そうやって心の中で叫ばずにはいられなかった。


女性は、

そんな明らかに挙動不審な様子を気にもとめない様子で、


「さようでございますか」


と言ってにこりと笑った。



………この人は可愛いけど、もしかするとサイコパス的なアレなんじゃねえだろうか。可愛いけど。

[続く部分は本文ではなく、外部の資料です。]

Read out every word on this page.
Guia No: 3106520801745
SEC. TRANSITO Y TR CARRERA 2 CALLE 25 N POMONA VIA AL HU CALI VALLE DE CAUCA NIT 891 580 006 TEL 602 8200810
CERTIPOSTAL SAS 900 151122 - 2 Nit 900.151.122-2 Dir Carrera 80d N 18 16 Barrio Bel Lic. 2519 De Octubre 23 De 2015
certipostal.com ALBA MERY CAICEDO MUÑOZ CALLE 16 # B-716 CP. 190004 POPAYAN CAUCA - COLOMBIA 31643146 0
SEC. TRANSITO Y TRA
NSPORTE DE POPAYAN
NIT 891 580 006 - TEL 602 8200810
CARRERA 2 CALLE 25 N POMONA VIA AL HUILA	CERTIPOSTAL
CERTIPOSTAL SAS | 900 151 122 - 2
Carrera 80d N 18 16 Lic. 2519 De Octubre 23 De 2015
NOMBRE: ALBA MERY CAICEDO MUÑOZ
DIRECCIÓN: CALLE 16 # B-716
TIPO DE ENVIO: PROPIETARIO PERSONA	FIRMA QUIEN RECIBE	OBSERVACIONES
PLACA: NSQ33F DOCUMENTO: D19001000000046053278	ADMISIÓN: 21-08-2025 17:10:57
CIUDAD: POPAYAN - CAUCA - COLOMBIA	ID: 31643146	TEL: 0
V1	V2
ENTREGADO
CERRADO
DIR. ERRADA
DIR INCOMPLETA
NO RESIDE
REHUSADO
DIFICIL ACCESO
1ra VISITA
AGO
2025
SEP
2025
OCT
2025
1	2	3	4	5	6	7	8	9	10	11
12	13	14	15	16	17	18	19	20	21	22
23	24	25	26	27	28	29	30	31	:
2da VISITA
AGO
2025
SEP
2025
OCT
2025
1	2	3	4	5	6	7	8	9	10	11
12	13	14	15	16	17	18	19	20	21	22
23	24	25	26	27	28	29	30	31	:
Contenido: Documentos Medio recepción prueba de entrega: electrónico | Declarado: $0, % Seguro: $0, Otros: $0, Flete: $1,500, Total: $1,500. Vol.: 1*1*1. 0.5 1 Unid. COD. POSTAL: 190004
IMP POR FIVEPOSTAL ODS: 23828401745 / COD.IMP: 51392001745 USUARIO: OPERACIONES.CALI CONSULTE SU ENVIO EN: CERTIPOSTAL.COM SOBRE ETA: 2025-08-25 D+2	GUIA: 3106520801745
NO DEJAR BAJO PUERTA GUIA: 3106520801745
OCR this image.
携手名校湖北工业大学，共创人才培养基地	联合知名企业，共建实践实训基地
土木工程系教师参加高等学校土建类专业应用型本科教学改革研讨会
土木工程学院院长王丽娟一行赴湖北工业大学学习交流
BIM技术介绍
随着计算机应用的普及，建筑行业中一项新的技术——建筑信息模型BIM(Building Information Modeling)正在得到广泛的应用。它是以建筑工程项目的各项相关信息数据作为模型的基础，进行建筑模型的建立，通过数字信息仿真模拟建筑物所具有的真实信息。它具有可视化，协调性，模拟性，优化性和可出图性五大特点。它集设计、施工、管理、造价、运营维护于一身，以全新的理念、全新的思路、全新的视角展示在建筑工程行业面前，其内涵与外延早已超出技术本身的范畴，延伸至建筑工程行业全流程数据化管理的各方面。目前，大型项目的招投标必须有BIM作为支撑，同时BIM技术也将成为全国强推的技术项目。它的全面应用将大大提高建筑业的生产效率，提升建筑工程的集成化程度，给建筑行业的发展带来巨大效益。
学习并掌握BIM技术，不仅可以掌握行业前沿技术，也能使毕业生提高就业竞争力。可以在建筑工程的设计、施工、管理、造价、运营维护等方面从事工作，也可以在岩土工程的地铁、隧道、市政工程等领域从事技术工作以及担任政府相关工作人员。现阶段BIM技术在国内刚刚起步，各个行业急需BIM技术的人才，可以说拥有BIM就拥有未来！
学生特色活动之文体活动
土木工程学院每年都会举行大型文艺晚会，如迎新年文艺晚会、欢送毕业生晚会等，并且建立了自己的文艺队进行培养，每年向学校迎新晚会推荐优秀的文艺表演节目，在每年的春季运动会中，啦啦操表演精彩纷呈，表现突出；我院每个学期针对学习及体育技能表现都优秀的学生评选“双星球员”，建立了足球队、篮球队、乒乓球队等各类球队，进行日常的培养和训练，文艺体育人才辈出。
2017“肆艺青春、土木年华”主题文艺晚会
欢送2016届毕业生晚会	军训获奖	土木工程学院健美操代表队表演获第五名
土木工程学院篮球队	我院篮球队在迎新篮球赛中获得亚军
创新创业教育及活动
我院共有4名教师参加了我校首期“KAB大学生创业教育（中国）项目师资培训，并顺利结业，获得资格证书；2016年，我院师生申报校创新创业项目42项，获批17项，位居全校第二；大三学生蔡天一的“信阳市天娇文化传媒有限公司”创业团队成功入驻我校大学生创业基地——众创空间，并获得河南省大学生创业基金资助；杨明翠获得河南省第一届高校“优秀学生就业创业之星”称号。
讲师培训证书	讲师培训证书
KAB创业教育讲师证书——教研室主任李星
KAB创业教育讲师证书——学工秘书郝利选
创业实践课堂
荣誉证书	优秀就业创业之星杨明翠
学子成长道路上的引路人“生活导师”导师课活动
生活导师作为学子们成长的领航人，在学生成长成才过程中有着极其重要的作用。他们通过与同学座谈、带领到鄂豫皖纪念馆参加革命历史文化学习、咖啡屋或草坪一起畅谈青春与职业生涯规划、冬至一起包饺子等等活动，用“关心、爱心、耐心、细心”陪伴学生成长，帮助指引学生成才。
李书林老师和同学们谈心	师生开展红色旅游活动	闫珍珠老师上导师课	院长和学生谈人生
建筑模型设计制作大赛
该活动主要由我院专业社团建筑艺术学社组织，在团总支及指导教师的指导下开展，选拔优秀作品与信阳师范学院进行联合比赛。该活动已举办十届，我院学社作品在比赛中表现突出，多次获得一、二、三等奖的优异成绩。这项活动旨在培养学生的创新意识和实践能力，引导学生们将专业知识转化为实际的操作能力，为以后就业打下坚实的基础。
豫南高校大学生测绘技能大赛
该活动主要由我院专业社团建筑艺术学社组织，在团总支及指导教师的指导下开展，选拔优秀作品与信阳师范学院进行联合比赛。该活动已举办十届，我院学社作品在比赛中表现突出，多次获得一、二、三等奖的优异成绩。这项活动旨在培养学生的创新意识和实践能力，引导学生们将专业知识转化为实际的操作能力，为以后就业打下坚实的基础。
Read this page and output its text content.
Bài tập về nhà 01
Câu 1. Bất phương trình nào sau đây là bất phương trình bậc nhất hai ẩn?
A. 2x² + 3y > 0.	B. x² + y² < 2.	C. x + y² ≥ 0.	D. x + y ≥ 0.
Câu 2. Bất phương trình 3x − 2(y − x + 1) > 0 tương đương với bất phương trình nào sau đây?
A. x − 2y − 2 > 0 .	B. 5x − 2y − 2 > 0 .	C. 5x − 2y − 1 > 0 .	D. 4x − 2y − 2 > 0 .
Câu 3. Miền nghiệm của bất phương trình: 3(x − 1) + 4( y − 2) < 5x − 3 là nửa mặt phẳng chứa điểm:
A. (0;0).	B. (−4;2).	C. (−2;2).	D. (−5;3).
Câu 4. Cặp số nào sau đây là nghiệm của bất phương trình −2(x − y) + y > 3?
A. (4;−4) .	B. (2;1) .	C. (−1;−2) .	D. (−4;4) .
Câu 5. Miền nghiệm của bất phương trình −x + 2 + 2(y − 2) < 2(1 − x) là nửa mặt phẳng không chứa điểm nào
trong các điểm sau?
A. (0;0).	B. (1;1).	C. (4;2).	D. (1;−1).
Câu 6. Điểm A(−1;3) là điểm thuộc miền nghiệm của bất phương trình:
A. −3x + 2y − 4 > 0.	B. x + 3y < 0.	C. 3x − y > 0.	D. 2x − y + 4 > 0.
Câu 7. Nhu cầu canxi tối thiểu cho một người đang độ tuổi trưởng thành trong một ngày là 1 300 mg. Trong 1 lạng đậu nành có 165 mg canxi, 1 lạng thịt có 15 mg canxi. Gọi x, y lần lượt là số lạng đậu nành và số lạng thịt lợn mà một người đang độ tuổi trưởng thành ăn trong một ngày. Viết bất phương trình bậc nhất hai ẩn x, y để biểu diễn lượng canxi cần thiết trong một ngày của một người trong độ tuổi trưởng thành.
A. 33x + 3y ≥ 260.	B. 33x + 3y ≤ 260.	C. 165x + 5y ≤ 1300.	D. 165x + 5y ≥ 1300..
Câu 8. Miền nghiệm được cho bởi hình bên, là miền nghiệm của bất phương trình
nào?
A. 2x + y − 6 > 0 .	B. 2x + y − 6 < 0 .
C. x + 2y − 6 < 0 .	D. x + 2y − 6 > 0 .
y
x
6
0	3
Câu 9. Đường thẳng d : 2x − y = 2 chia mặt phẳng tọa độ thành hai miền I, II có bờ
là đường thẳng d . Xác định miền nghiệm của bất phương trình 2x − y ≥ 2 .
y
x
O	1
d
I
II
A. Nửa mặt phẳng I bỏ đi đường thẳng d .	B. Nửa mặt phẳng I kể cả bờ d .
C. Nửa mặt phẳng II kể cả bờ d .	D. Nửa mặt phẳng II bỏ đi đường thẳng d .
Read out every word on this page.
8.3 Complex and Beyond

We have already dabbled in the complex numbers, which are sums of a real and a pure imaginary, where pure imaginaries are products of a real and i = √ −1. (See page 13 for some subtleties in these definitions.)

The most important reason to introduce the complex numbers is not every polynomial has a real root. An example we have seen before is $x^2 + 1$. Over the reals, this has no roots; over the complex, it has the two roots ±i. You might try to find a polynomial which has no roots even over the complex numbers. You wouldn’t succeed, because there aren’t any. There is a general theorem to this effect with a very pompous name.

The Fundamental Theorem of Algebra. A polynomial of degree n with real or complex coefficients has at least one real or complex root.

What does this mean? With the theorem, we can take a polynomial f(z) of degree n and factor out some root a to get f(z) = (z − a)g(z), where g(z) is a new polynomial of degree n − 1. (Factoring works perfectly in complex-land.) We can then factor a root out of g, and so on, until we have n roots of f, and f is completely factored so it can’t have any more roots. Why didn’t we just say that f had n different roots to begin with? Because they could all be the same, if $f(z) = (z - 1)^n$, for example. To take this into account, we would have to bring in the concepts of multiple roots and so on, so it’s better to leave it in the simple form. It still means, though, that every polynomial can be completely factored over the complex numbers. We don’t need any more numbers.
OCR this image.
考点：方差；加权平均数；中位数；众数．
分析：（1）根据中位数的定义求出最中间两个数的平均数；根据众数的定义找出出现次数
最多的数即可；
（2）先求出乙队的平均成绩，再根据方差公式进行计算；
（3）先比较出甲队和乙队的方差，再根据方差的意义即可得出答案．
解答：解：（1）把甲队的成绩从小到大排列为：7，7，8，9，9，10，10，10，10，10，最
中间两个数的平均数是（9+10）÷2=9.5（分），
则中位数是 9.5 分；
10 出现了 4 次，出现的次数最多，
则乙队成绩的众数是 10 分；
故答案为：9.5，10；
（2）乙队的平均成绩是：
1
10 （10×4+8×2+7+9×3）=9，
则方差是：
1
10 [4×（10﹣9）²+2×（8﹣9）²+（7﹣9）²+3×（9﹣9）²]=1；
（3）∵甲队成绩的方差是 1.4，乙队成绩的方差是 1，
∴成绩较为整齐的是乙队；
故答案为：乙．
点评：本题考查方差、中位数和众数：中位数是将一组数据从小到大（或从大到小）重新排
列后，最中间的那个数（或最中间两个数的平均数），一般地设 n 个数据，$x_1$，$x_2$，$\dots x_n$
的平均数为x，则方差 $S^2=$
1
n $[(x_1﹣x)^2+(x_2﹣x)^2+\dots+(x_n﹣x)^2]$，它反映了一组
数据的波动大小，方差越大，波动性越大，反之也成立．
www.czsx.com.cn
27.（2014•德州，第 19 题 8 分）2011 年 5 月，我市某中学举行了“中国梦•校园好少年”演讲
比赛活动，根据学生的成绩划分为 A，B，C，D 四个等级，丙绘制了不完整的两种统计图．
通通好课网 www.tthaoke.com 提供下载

だから多分、この意味不明すぎる問答について考えても無駄だ。

忘れよう、これは。

そう自分に言い聞かせる、と同時に、


チン、と

エレベーターが25階に到着した。


が、扉が開かない。


……うん?なんだ?どうした?

と戸惑っていると、


「上野さま」


女性が振り返り、じっと上野を見た。

顔に、さっきまでの笑顔はなかった。


「な、なんすか……?」


「合格でございます」


合格……?何が……?

上野の頭上に「?」マークが大量生産された次の瞬間、


ガン!!!


と、突然首の後ろに、強い衝撃を受けた。


え……何これ……

痛みを感じる暇もなく、わけがわからないまま、

どさっとその場に倒れ、俺は気を失った。




*****




ふう、と一息ついて、女性は、倒れている上野真守を見下ろした。

死角から右手の手刀で一発。完全にノックアウトしている。


「こっちがかわいそうになるくらい弱っちいわねこの子……」


エレベーターのドアが開いた。


スーツ姿の、がっちりした体格の男が3人、ぞろぞろと入ってくる。


「その子は合格。運んであげて」


「了解です」


身長も体重も平均的な上野の体と、キャリーケースを手際よく

外へ運び、担いで、男たちはどこかへ去っていた。


「これでやっと10人そろった……椎名さんに報告しなきゃ」


女性はポケットからスマホを取り出し、ある男に連絡をとった。